Tag: Public-Private Partnerships
Development Policy After the Millennium Development Goals: Where Do We Go From Here?
This policy brief reports on a discussion of the Post-2015 Development Agenda held during a full day conference at the Stockholm School of Economics on August 23, 2013. The event was organized jointly by the Stockholm Institute of Transition Economics (SITE) and the Swedish Ministry for Foreign Affairs and was the third installment of Development Day, a yearly development policy conference. The Millennium Development Goals established in year 2000 has been an essential concept for global and national efforts to promote economic, social and human development. Highlighting income poverty, health, education, gender equality and environmental sustainability, the targets have focused global efforts on a set of quantifiable and comparable measures of progress. The question for the development community as these goals reach their endpoint is how to build a successful agenda for the future beyond year 2015. To discuss this challenging question, the conference brought together a distinguished and experienced group of policy oriented scholars and practitioners from governments, International Financial Institutions, the business community as well as NGOs.
In September 2000, world leaders adopted the United Nations Millennium Declaration, committing their nations to a global partnership to reduce extreme poverty. The declaration defined eight time-bound targets expiring in 2015, the so-called Millennium Development Goals (MDGs). These goals specify areas of focus; eradicate extreme poverty and hunger, achieve universal primary education, promote gender equality and empower women, reduce child mortality rates, improve maternal health, combat HIV/AIDS, malaria and other diseases, ensure environmental sustainability, and develop a global partnership for development.

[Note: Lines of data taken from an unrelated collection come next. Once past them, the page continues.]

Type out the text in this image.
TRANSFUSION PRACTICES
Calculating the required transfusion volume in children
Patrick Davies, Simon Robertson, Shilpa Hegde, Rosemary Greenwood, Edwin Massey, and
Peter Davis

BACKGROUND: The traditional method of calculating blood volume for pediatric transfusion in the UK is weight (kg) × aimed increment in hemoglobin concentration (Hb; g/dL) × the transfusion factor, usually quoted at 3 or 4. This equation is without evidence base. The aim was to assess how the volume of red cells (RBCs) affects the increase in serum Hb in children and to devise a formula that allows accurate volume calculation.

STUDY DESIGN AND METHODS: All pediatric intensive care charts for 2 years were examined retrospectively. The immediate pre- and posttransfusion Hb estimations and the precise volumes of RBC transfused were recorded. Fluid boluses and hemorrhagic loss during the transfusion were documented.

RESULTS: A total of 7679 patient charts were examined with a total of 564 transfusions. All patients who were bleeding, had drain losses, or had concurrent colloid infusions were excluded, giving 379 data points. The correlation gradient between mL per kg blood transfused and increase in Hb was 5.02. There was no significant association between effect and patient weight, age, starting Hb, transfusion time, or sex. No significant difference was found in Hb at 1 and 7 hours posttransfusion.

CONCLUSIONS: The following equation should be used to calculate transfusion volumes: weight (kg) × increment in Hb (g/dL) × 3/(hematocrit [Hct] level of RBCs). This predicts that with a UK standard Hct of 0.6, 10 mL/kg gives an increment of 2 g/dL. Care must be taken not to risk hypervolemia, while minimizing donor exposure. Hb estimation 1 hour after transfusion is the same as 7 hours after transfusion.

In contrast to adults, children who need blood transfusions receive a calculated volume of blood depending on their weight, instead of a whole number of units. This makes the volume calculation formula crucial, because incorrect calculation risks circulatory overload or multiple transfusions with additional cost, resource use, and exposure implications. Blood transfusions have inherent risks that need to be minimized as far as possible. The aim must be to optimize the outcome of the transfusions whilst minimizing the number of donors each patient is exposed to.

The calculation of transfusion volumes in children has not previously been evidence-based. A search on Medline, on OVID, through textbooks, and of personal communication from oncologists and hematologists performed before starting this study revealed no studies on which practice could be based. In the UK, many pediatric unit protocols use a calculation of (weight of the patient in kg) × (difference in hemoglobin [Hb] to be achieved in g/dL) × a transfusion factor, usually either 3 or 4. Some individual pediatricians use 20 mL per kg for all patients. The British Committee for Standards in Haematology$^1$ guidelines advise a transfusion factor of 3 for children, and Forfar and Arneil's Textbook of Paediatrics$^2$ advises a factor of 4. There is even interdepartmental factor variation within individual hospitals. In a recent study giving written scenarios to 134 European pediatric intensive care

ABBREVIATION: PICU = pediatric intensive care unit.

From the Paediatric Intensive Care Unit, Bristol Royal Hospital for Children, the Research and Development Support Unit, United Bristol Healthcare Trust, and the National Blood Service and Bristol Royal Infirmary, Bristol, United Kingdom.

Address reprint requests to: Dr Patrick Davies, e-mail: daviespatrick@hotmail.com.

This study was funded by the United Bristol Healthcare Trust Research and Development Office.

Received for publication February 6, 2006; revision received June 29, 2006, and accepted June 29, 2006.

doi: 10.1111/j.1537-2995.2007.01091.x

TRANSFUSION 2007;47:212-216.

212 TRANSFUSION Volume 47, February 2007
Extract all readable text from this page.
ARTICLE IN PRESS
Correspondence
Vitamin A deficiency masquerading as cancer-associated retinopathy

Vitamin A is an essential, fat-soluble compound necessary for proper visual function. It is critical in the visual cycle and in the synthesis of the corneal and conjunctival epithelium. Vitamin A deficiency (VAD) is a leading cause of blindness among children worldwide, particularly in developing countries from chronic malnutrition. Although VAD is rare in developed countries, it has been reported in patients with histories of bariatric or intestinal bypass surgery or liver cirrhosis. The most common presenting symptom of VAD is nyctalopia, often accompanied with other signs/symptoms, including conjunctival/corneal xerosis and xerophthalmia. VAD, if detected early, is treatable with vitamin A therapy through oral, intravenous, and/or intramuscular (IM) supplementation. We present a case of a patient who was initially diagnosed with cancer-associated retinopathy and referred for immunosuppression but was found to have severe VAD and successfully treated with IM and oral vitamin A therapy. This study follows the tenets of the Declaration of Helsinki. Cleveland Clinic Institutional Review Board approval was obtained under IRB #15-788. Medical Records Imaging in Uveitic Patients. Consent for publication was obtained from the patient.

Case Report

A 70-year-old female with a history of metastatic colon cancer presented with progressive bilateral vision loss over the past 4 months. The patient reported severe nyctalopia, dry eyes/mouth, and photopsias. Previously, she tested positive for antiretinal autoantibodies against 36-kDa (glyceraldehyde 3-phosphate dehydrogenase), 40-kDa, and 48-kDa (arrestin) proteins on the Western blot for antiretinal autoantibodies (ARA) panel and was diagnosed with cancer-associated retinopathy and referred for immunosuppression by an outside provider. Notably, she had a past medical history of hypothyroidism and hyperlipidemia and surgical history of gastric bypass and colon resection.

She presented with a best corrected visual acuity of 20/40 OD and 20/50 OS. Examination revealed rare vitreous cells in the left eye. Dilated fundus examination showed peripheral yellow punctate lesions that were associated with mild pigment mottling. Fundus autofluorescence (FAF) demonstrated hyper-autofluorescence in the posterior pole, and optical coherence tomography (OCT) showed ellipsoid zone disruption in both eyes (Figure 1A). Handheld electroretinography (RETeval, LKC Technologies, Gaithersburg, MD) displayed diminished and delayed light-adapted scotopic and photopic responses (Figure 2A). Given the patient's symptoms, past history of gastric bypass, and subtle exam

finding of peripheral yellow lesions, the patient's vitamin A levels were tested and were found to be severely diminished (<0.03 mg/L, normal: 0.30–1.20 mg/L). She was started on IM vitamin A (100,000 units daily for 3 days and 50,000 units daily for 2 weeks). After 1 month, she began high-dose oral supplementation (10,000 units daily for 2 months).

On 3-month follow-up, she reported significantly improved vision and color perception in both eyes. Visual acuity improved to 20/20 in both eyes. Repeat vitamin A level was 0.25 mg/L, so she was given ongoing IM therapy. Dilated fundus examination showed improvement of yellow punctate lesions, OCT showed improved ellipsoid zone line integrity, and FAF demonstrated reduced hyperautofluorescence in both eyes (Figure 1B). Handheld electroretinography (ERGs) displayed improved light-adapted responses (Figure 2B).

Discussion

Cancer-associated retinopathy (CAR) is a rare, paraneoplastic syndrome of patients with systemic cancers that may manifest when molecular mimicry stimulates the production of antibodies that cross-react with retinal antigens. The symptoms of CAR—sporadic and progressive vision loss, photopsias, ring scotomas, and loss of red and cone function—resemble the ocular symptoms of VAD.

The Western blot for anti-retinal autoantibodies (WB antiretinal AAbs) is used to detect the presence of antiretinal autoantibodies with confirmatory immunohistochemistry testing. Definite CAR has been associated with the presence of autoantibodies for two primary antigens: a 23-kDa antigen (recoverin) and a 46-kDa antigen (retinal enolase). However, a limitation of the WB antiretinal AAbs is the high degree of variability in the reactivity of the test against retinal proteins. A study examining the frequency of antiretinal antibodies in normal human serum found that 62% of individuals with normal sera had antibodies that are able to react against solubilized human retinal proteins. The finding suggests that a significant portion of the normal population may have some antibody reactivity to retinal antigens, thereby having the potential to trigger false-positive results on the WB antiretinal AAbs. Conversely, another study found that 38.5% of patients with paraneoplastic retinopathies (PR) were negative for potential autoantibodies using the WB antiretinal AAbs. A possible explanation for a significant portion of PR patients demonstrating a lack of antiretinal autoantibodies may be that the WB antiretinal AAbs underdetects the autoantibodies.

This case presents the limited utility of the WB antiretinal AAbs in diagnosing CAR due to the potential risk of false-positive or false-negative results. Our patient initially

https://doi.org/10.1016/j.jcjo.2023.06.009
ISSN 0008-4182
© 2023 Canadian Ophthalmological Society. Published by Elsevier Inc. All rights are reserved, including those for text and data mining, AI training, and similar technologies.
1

They also set explicit targets such as halving the number of people living on less than US$ 1.25 a day and reducing maternal mortality by three quarters from 1990 to 2015. Some commendable success has indeed been realized; already in 2010 the worldwide goal to reduce by half the proportion of people living on less than US$ 1.25 a day was achieved. However, much less progress has been seen in some other areas, including maternal health, and there are countries for which none of the goals are expected to be achieved by 2015. Nevertheless, the use of quantifiable, comparable and time-bound targets to create awareness and direct political resources is generally regarded as a success. The question for the development community as 2015 quickly approaches is thus how to build a successful post-2015 development agenda that builds on what has worked but also incorporates areas identified as missing.
The process to establish a new agenda of course raises many questions and reveals some of the trade-offs involved. There seems to be a consensus that the Millennium Declaration and the MDG framework should serve as a starting point, but there are many details to pin down. For instance, there are important challenges not directly mentioned in the original eight goals such as political conflict, rising inequality and youth unemployment. Many also argue that environmental sustainability, though included, may deserve a more prominent role in the future agenda. On the other hand, loading the Agenda with more and more goals may also dilute the global effort across too many areas, and some scholars argue that the whole idea with specific goals is counterproductive based on an organic view of development ill-suited for social engineering from above. To protect credibility, it is also important to get a sense of what is realistic to aim for, and what responsibility to ascribe to the already developed world. Moreover, even if a consensus can be reached with regards to the goals, opinions on how to best reach those goals will most definitely vary widely.